I made some changes to my GitHub account security, notably I added two new hardware security keys and removed SMS as a 2FA backup method.

8 days later today, I randomly checked the GitHub's own security log and found that next to these 3 events, there's also a 4th one from the same day - two_factor_authentication.recovery_codes_regenerated. That alarmed me a little. I went to view the codes to potentially re-generate and securely store them again, but the codes were the same as those I stored a few years ago.

On top of that, a new event appeared in the security log, now as expected - user.two_factor_recovery_codes_viewed. That surprised me because it now seems like interacting with the recovery codes falls under some sort of user type or namespace, instead of the two_factor_authentication type.

I tried to look up what the original event could be caused by, but to no success. I'm not too concerned right now - the fact the codes weren't touched (and the fact that regenerating them requires viewing them first) suggest this wasn't a result of someone compromising my account. Still, I'd rest easier knowing why did adding 2 hardware keys and removing an SMS number caused this weird 4th event to appear.

1 Answer 1


Several hours after posting this question, GitHub released a statement that these messages were caused by a bug during an upgrade to the 2FA platform.
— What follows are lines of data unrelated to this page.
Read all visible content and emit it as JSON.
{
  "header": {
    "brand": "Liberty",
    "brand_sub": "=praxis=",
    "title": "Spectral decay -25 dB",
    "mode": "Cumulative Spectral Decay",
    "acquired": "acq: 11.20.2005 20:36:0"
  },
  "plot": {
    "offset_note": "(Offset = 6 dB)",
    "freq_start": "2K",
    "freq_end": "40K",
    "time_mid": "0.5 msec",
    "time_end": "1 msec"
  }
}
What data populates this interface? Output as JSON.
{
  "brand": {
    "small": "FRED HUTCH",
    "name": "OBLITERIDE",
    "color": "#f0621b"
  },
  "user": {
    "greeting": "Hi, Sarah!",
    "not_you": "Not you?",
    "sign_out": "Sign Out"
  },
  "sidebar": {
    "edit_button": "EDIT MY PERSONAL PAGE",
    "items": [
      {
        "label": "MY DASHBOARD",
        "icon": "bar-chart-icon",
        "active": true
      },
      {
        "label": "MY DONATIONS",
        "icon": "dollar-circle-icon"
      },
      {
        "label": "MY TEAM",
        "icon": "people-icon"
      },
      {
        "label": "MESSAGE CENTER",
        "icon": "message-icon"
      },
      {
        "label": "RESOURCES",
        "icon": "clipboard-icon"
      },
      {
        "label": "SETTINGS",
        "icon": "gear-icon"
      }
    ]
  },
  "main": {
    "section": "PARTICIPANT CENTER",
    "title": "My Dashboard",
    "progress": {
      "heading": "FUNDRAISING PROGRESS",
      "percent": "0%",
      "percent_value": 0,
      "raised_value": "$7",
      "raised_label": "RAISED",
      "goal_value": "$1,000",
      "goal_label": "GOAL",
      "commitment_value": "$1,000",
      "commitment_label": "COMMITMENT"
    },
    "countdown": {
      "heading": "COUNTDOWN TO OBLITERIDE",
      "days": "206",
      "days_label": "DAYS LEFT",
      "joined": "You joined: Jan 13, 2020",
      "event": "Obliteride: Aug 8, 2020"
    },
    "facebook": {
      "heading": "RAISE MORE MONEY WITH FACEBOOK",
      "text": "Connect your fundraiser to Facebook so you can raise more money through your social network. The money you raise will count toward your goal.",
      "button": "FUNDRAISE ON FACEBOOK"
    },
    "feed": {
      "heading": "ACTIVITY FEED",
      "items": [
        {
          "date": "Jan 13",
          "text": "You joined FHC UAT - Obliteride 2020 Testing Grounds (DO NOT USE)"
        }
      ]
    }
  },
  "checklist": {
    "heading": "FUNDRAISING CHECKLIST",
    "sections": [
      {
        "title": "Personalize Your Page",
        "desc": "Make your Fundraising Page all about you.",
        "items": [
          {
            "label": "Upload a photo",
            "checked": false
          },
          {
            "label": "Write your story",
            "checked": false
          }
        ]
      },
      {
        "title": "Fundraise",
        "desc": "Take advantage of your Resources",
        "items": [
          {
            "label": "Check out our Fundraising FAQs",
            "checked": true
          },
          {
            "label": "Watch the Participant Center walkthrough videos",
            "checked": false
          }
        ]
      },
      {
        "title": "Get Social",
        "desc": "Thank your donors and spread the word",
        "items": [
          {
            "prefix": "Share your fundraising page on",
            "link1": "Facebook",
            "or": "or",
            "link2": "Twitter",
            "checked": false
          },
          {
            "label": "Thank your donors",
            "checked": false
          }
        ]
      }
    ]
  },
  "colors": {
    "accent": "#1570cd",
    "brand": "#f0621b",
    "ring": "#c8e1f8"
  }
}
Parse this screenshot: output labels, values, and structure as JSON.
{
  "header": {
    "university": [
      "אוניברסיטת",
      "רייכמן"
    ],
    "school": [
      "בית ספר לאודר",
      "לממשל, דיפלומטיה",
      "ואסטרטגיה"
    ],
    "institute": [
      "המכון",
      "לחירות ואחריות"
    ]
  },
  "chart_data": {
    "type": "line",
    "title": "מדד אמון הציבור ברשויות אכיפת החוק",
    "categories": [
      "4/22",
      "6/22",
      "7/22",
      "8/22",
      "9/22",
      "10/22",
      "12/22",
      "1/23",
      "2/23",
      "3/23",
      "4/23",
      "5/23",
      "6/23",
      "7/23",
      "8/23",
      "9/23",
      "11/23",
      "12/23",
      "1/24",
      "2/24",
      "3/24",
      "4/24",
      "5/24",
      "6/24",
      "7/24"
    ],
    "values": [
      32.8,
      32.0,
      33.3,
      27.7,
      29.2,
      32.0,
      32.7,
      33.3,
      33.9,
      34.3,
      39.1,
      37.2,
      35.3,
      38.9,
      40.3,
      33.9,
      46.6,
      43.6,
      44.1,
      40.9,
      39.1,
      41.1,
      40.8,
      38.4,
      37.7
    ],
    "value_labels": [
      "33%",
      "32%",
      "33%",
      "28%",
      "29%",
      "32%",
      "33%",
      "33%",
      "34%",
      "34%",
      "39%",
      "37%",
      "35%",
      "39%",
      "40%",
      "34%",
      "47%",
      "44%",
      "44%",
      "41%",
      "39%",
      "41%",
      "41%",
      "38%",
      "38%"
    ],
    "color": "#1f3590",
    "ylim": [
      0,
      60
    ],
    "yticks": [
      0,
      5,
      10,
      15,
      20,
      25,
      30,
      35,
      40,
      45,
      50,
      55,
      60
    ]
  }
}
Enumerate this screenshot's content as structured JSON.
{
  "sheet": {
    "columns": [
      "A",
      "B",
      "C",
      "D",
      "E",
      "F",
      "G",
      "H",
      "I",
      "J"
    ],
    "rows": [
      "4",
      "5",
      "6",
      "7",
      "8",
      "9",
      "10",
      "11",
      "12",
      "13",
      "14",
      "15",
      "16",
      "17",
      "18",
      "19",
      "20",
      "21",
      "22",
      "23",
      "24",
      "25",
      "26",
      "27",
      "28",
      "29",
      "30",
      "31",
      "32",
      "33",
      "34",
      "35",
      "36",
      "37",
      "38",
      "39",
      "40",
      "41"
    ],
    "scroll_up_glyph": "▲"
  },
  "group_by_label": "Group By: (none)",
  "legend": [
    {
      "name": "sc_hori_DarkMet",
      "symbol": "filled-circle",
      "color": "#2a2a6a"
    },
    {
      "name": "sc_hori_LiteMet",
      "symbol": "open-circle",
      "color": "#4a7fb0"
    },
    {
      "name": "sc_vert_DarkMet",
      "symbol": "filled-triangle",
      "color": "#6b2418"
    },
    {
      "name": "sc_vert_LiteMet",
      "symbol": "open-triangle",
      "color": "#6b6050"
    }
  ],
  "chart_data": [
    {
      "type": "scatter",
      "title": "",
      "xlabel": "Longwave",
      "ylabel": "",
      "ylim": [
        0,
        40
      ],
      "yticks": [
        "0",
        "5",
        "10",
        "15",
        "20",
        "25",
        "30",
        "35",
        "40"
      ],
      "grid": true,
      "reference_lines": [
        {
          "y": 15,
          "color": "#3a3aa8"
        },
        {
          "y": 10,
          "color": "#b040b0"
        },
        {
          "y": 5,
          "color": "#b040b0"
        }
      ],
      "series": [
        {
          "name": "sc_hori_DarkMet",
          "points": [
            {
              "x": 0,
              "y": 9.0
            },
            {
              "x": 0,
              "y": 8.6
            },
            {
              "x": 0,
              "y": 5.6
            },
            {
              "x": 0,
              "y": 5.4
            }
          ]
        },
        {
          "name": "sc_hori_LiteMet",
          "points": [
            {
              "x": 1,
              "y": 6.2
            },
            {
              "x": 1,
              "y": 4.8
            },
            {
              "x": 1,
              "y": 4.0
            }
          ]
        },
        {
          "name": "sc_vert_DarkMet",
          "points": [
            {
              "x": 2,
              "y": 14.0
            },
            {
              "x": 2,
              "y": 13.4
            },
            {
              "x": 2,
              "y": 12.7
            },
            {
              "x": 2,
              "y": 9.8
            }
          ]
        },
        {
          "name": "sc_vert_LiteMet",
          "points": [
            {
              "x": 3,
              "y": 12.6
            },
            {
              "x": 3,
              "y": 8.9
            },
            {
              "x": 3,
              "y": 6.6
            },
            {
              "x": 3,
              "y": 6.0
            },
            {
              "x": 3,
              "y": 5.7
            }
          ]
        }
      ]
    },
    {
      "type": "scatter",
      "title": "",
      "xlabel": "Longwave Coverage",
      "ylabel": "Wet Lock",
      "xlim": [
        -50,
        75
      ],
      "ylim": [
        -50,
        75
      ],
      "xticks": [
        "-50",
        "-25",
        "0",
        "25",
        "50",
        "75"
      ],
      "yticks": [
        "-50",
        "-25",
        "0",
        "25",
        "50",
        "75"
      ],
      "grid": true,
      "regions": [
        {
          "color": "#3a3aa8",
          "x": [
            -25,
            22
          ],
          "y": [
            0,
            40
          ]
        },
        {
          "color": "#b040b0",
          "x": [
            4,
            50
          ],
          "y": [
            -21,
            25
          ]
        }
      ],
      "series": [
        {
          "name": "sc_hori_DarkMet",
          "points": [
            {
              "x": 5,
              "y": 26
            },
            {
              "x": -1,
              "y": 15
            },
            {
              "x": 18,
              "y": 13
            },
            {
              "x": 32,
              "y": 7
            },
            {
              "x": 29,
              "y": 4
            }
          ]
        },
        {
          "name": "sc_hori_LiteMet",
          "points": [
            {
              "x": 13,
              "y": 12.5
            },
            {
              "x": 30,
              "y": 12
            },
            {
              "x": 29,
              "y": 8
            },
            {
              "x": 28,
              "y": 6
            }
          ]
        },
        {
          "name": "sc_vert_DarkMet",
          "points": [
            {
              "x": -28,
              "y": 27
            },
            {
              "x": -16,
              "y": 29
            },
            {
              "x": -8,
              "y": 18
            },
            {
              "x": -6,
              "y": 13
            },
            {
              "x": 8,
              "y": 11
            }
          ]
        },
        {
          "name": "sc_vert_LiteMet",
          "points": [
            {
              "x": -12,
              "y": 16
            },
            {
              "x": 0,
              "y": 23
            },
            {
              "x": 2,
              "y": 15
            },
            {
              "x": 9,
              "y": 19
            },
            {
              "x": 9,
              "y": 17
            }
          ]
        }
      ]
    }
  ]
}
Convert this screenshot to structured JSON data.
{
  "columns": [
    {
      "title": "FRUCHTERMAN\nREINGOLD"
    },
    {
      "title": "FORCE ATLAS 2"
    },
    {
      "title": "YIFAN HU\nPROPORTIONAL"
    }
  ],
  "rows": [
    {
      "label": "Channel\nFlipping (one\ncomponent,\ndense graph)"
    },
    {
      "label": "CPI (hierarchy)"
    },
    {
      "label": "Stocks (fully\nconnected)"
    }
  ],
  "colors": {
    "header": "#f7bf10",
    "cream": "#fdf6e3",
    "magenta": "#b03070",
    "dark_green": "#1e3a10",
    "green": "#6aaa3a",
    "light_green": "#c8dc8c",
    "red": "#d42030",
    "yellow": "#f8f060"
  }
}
The storage format of the per-user value GitHub uses to generate your recovery codes was updated, causing the watch job to trigger the erroneous recovery_code_regenerated event.

This also explains the discrepancy between one event using the user prefix and the other using the two_factor_authentication prefix - the accidental event was triggered by an automated watcher, not a user, and thus got assigned a different prefix/owner.